Columbus’ wellness team has also upped its communication game, dispatching e-blasts and newsletters to keep employees informed. Account executives from Health Advocates have also hosted webinars to talk to employees—and answer their questions—about the benefits available.
“We are seeing that spike [in usage] because we’re doing so many outreaches,” Hale said.
The only way districts can know whether the services they provide are hitting the spot is to ask their employees.
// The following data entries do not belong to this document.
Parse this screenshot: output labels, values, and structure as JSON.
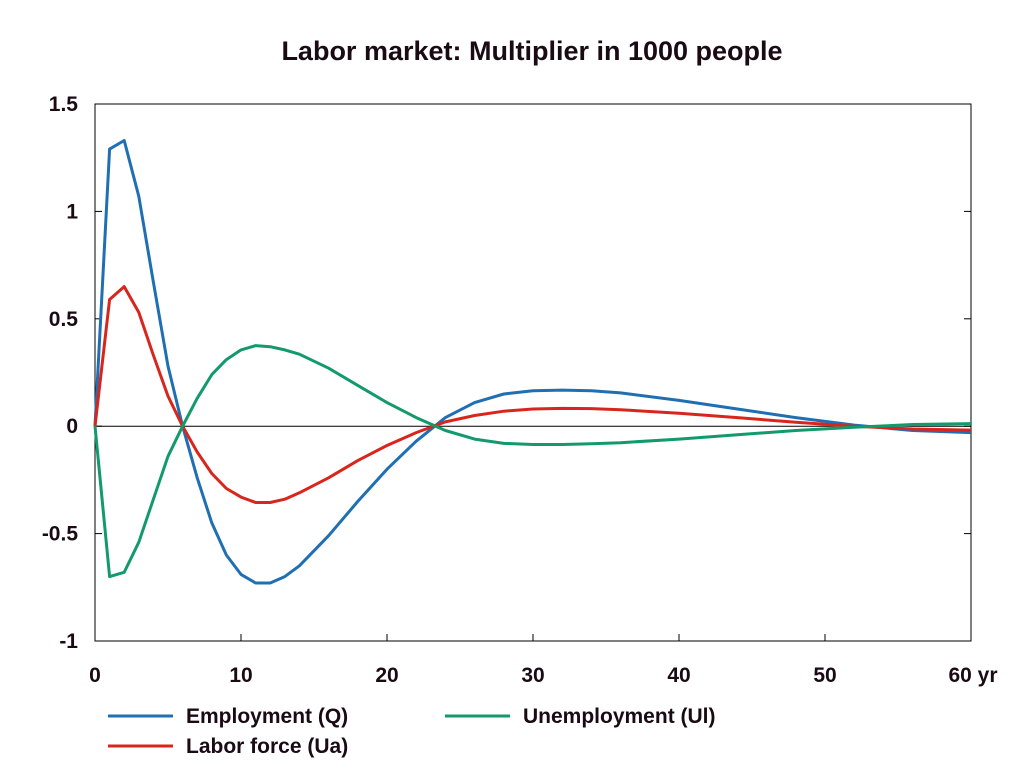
{
  "chart_data": {
    "type": "line",
    "title": "Labor market: Multiplier in 1000 people",
    "xlim": [
      0,
      60
    ],
    "ylim": [
      -1,
      1.5
    ],
    "x_ticks": [
      0,
      10,
      20,
      30,
      40,
      50,
      60
    ],
    "x_tick_labels": [
      "0",
      "10",
      "20",
      "30",
      "40",
      "50",
      "60 yr"
    ],
    "y_ticks": [
      1.5,
      1,
      0.5,
      0,
      -0.5,
      -1
    ],
    "y_tick_labels": [
      "1.5",
      "1",
      "0.5",
      "0",
      "-0.5",
      "-1"
    ],
    "zero_line": true,
    "grid": false,
    "legend_position": "bottom",
    "series": [
      {
        "name": "Employment (Q)",
        "color": "#1f6fb2",
        "x": [
          0,
          1,
          2,
          3,
          4,
          5,
          6,
          7,
          8,
          9,
          10,
          11,
          12,
          13,
          14,
          16,
          18,
          20,
          22,
          24,
          26,
          28,
          30,
          32,
          34,
          36,
          40,
          44,
          48,
          52,
          56,
          60
        ],
        "y": [
          0,
          1.29,
          1.33,
          1.07,
          0.67,
          0.28,
          0.0,
          -0.24,
          -0.45,
          -0.6,
          -0.69,
          -0.73,
          -0.73,
          -0.7,
          -0.65,
          -0.51,
          -0.35,
          -0.2,
          -0.07,
          0.04,
          0.11,
          0.15,
          0.165,
          0.168,
          0.165,
          0.155,
          0.12,
          0.08,
          0.04,
          0.005,
          -0.02,
          -0.03
        ]
      },
      {
        "name": "Labor force (Ua)",
        "color": "#d8261c",
        "x": [
          0,
          1,
          2,
          3,
          4,
          5,
          6,
          7,
          8,
          9,
          10,
          11,
          12,
          13,
          14,
          16,
          18,
          20,
          22,
          24,
          26,
          28,
          30,
          32,
          34,
          36,
          40,
          44,
          48,
          52,
          56,
          60
        ],
        "y": [
          0,
          0.59,
          0.65,
          0.53,
          0.33,
          0.14,
          0.0,
          -0.12,
          -0.22,
          -0.29,
          -0.33,
          -0.355,
          -0.355,
          -0.34,
          -0.31,
          -0.24,
          -0.16,
          -0.09,
          -0.03,
          0.02,
          0.05,
          0.07,
          0.08,
          0.083,
          0.082,
          0.077,
          0.06,
          0.04,
          0.018,
          0.0,
          -0.013,
          -0.018
        ]
      },
      {
        "name": "Unemployment (Ul)",
        "color": "#129a6c",
        "x": [
          0,
          1,
          2,
          3,
          4,
          5,
          6,
          7,
          8,
          9,
          10,
          11,
          12,
          13,
          14,
          16,
          18,
          20,
          22,
          24,
          26,
          28,
          30,
          32,
          34,
          36,
          40,
          44,
          48,
          52,
          56,
          60
        ],
        "y": [
          0,
          -0.7,
          -0.68,
          -0.54,
          -0.34,
          -0.14,
          0.0,
          0.13,
          0.24,
          0.31,
          0.355,
          0.375,
          0.37,
          0.355,
          0.335,
          0.27,
          0.19,
          0.11,
          0.04,
          -0.02,
          -0.06,
          -0.08,
          -0.085,
          -0.085,
          -0.082,
          -0.077,
          -0.06,
          -0.04,
          -0.02,
          -0.005,
          0.008,
          0.012
        ]
      }
    ]
  }
}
That’s what Indianapolis did.
Through a series of focus groups, the district learned that while teachers were in need of mental health supports, those offered through the EAP were not always available at a convenient time, according to Alex Moseman, the director of talent acquisition at Indianapolis Public Schools.
That led the district to pursue a partnership with Talkspace, the online therapy app, where staff have free access to therapists around their schedules.
One Columbus employee told officials that calling for help actually heightened their anxiety in a way that going online and chatting with someone did not.
Ease of use and privacy also are things for districts to consider.
“It is interesting that there is this inherent ability to interact with someone online that feels more anonymous than dialing someone on the phone now,” De Fabbo said.
Connect to existing programs
EAPs don’t have to be the be all and end all. Many districts already have a glut of independent programs that target staff mental health and well-being.
In Columbus, officials are connecting employees with additional resources available through the district’s health insurance.
Fresno, over the last few years, has increased its emphasis on social-emotional supports, along with increasing the number of social workers and counselors in schools. While those efforts have been largely student-focused, they’re also helping teachers.
Desert Sands Unified, also in California, has found that staffers are connecting more with Care Solace, a program that it initially sought out before the pandemic to help students and families on issues, from mental health to housing and food challenges, to individualized education programs for students with disabilities. The district’s mental health and counseling workers are also available to assist staff.
“We need [our staff] to be able to provide an instructional, educational, caring environment for our students,” said Laura Fisher, the district’s assistant superintendent for student support services. “We need to provide that support for them so they’re able to provide that support for our students.”